Josh Brolin is Joe Doucett, an advertising executive with an ex-wife, a three yar old daughter and a crippling addiction to booze. He’s the kind of guy who shows upon your doorstep at 3 am yelling, “No one wants to have fun anymore,” when you don’t let him in.
One night, after a bender he wakes up in a cell—actually more like a bare bones Motel Six with no windows but with a television and a mail slot for room service. From the TV he learns that he is accused of the brutal murder of his ex-wife, but is given no clue as to why he has been locked away.
For twenty years he rots in the room, so starved for human contact he fashions a friend à la Wilson in “Castaway” out of a pillowcase.
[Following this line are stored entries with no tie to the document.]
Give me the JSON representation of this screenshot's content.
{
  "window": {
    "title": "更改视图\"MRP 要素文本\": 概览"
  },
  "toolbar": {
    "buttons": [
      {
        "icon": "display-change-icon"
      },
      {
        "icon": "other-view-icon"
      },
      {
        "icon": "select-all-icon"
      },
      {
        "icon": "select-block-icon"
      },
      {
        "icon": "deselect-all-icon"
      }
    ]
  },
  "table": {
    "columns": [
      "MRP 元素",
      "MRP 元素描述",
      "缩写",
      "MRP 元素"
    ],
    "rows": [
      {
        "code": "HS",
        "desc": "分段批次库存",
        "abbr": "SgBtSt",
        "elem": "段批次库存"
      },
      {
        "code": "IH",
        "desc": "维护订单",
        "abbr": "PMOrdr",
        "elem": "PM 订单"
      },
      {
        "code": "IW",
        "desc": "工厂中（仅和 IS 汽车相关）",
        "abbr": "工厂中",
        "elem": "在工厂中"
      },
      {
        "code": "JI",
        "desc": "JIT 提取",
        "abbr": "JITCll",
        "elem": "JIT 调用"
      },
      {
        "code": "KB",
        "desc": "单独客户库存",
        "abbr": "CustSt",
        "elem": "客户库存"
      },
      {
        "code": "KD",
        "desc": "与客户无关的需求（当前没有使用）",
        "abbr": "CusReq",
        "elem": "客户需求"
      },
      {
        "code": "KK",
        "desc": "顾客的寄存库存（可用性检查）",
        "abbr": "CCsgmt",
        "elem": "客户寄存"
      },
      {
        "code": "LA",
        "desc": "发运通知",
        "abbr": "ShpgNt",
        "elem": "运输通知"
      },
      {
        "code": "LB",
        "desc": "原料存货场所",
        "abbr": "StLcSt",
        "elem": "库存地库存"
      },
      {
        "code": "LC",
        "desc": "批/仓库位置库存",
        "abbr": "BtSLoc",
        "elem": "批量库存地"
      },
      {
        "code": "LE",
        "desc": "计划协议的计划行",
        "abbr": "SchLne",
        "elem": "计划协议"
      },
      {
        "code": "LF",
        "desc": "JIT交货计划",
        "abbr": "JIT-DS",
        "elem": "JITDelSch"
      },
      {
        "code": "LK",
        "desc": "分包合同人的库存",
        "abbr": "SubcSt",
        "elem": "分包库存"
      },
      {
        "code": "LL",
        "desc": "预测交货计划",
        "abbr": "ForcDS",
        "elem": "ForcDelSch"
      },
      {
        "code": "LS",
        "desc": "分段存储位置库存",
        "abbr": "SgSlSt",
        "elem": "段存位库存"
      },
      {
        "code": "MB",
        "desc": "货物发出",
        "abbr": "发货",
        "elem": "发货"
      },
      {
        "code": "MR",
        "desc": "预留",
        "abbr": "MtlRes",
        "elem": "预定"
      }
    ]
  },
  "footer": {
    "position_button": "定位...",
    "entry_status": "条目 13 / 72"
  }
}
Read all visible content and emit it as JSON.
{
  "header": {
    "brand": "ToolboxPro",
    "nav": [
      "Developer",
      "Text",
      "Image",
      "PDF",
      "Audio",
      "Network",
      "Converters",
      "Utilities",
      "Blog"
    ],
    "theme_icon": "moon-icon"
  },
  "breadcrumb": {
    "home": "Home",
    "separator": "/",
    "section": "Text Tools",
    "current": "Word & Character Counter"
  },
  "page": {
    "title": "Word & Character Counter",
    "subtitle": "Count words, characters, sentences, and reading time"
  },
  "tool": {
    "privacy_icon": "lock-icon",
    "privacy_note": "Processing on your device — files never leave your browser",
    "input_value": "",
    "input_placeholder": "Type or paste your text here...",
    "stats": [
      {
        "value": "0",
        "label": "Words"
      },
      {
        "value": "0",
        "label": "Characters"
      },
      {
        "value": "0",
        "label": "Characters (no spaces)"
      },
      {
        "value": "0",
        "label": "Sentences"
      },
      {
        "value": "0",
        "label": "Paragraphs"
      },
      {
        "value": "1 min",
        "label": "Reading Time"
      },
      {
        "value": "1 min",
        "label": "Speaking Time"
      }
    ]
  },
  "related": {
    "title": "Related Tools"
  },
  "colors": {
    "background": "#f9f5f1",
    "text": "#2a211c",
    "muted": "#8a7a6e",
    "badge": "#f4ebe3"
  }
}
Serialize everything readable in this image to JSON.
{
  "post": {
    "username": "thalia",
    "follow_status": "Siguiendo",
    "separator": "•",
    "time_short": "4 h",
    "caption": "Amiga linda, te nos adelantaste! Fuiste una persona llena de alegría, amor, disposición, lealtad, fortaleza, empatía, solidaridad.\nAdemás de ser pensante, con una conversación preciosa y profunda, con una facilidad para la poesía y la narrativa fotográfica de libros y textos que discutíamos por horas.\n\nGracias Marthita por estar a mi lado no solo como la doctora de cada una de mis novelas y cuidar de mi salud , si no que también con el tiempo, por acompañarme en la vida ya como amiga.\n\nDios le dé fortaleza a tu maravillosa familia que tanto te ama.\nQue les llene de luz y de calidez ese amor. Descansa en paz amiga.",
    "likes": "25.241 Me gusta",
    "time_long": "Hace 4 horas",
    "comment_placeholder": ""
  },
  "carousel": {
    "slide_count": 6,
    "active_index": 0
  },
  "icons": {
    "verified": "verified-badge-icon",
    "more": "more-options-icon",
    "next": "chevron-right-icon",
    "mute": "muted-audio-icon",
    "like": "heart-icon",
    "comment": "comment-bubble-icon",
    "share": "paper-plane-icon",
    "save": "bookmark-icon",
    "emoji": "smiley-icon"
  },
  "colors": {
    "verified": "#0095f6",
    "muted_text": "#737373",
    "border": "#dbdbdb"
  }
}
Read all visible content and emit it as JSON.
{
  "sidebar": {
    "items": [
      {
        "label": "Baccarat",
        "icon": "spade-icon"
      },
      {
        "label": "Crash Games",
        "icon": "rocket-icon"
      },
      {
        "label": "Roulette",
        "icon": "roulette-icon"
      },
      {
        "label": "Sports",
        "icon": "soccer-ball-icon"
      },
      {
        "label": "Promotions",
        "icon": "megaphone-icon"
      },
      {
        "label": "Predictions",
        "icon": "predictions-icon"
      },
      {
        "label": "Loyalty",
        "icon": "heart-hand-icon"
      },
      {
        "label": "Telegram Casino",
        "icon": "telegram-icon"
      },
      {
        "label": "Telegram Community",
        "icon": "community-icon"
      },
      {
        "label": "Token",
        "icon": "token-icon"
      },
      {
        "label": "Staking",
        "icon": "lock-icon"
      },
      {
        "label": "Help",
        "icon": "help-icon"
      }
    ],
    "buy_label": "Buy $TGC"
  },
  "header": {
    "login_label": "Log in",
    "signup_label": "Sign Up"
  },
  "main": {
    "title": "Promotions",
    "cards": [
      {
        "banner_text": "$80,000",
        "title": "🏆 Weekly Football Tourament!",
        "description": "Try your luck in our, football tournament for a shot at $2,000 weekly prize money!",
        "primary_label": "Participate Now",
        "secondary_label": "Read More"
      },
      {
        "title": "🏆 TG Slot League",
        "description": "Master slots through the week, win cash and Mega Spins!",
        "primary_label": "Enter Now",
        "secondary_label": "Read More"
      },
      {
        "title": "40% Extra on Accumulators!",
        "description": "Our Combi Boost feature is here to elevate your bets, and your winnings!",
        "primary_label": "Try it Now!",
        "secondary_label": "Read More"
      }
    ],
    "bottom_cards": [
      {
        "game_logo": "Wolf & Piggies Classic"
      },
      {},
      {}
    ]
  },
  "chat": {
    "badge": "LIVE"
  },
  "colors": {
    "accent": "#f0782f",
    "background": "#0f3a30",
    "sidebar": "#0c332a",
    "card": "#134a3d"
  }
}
He emerges from his two decade sentence cleaned up, looking like a movie star, although a somewhat slightly dazed one, in a box in the middle of a field.
A mysterious stranger (Sharlto Copley) contacts him with a deal. Answer two questions and the entire experience will be explained and he will get to see his daughter. Fail and the mysterious goings on will continue.
Along the way the moonfaced Marie Sebastian (Elizabeth Olsen) and bar owner Chucky (Michael Imperioli) try and help Joe get to the bottom of the mystery.
If anyone should have been able to pull this off it should be Josh Brolin. There is no more manly-man actor in the mold of Lee Marvin or Lee Van Cleef working today. You believe him as a slickster with a drink in his hand and a practically indestructible force of nature able to withstand physical punishment that would make Grigori Rasputin look like a wimp.
But yet, in “Oldboy,” you don’t care.
The original movie was an epic tragedy, a twisted story (there will be no spoilers here) driven by revenge and dark secrets. All those elements are in place in Lee’s version, but the focus has shifted to the mystery, which is the least interesting thing about the story.
As a collection of red herrings and mumbo jumbo about “faceless corporations” it’s an incoherent mess of information searching for a form. As a story device it deflects the focus from the mental to the procedural, giving Brolin little to do except glower into the camera.
Add to that a badly botched remounting of the original’s most striking scene—a hammer battle in a long hallway—and you’re left wondering what Miles Davis might have done with this instead of Spike Lee.